MA Plans pay for Medical Services
In 2022, Medicare Advantage plans paid out an estimated average of $2,350 per enrollee above their estimated costs for providing Medicare-covered services. This amount is referred due diligence to as a rebate.
The federal governments have helped to boost Medicare growth and overall program expenditures. CBO estimates that, between 2021 and 2032 the net Medicare expenditures (i.e., those after subtracting premiums and other offsetting receipts) will increase as a share of both the federal budget and the national economy.
The average MA plan rebate has risen substantially in recent years.

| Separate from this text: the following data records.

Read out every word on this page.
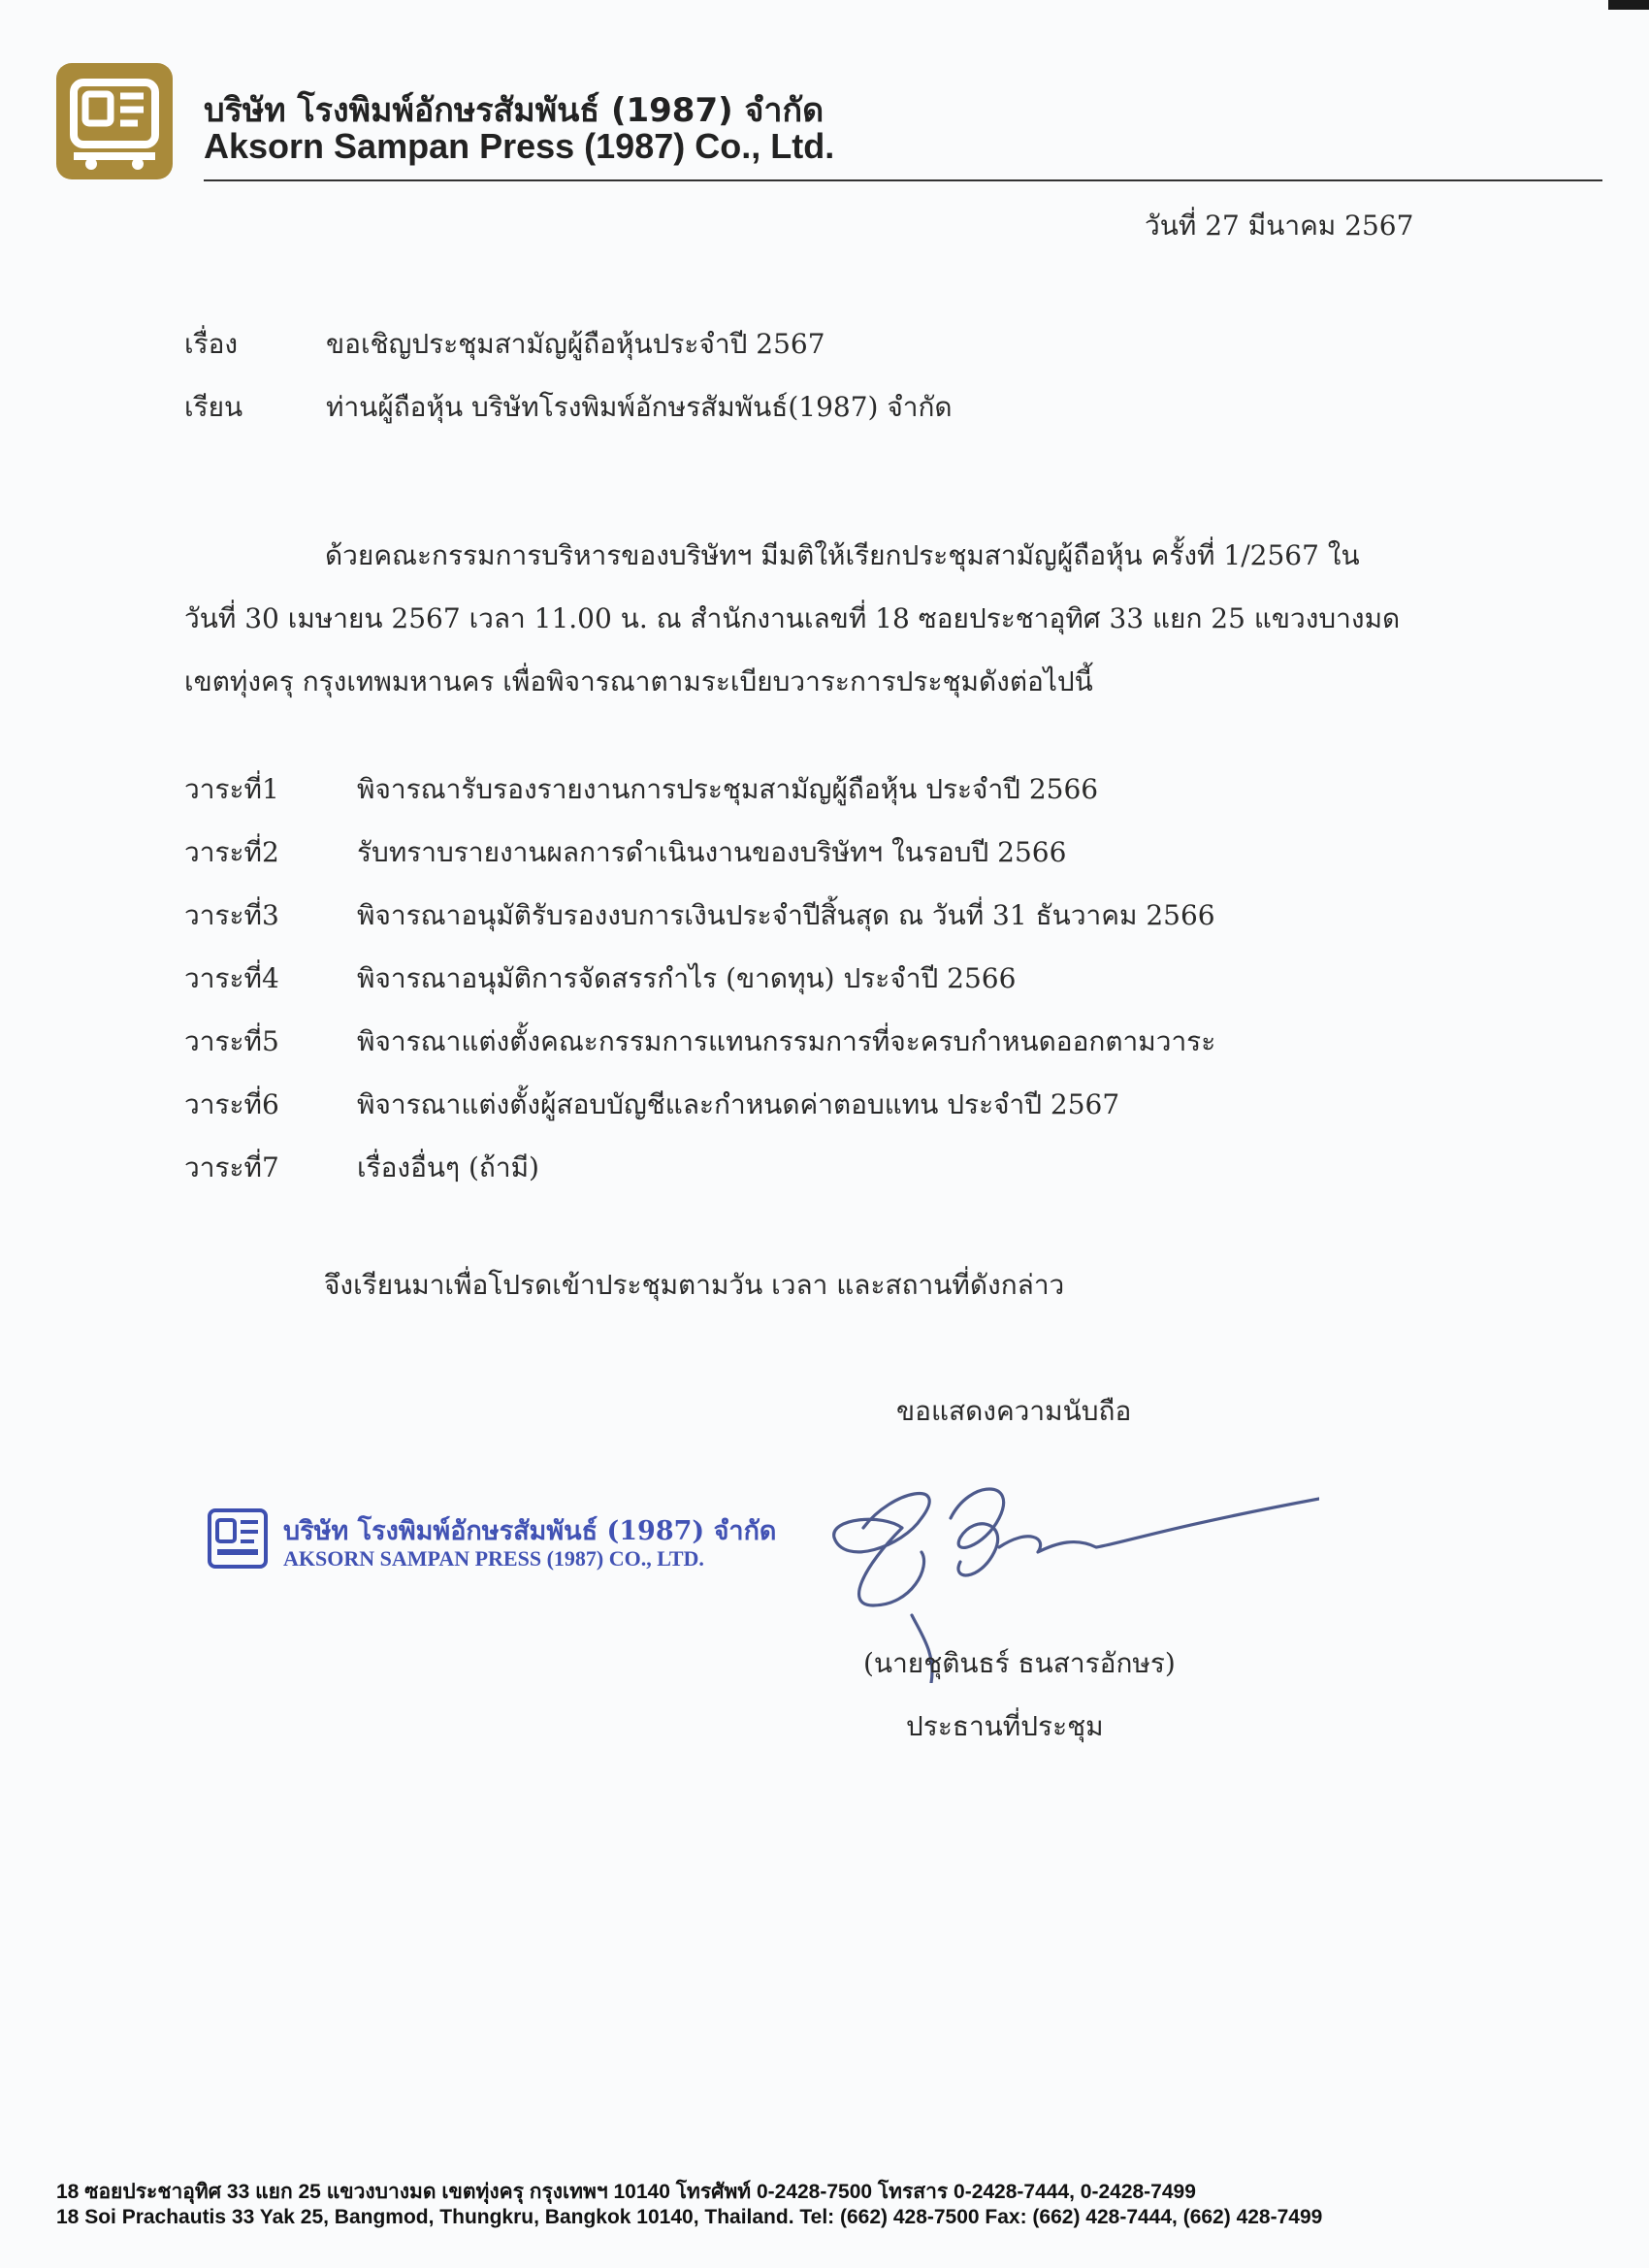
บริษัท โรงพิมพ์อักษรสัมพันธ์ (1987) จำกัด
Aksorn Sampan Press (1987) Co., Ltd.
วันที่ 27 มีนาคม 2567
เรื่อง	ขอเชิญประชุมสามัญผู้ถือหุ้นประจำปี 2567
เรียน	ท่านผู้ถือหุ้น บริษัทโรงพิมพ์อักษรสัมพันธ์(1987) จำกัด

ด้วยคณะกรรมการบริหารของบริษัทฯ มีมติให้เรียกประชุมสามัญผู้ถือหุ้น ครั้งที่ 1/2567 ใน

วันที่ 30 เมษายน 2567 เวลา 11.00 น. ณ สำนักงานเลขที่ 18 ซอยประชาอุทิศ 33 แยก 25 แขวงบางมด

เขตทุ่งครุ กรุงเทพมหานคร เพื่อพิจารณาตามระเบียบวาระการประชุมดังต่อไปนี้

วาระที่1	พิจารณารับรองรายงานการประชุมสามัญผู้ถือหุ้น ประจำปี 2566
วาระที่2	รับทราบรายงานผลการดำเนินงานของบริษัทฯ ในรอบปี 2566
วาระที่3	พิจารณาอนุมัติรับรองงบการเงินประจำปีสิ้นสุด ณ วันที่ 31 ธันวาคม 2566
วาระที่4	พิจารณาอนุมัติการจัดสรรกำไร (ขาดทุน) ประจำปี 2566
วาระที่5	พิจารณาแต่งตั้งคณะกรรมการแทนกรรมการที่จะครบกำหนดออกตามวาระ
วาระที่6	พิจารณาแต่งตั้งผู้สอบบัญชีและกำหนดค่าตอบแทน ประจำปี 2567
วาระที่7	เรื่องอื่นๆ (ถ้ามี)
จึงเรียนมาเพื่อโปรดเข้าประชุมตามวัน เวลา และสถานที่ดังกล่าว
ขอแสดงความนับถือ
บริษัท โรงพิมพ์อักษรสัมพันธ์ (1987) จำกัด
AKSORN SAMPAN PRESS (1987) CO., LTD.
(นายชุตินธร์ ธนสารอักษร)
ประธานที่ประชุม
18 ซอยประชาอุทิศ 33 แยก 25 แขวงบางมด เขตทุ่งครุ กรุงเทพฯ 10140 โทรศัพท์ 0-2428-7500 โทรสาร 0-2428-7444, 0-2428-7499
18 Soi Prachautis 33 Yak 25, Bangmod, Thungkru, Bangkok 10140, Thailand. Tel: (662) 428-7500 Fax: (662) 428-7444, (662) 428-7499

This trend is due in large part to the fact that most MA plans are located in areas that have high benchmarks. For every dollar difference in benchmarks, MA plans (including profits) cost 32 cents more and rebates cost 52 cents more.
Costs for MA plans vary based on the region due to the fact that the Medicare Advantage program uses different benchmarks and reimbursement methodologies for each of the service areas. It is not unusual for the same MA plan to compete in several regions, using different benchmarks and payment methodologies.
The MA program also covers additional benefits not covered by Original Medicare, such as vision, hearing and dental services. These costs may vary based on plan, as well as monthly premiums and out-of pocket maximums. These costs may also be affected by network restrictions. In VBID MA plans, they are able to innovate to meet the needs of individuals by addressing the social determinants and enhancing care coordination.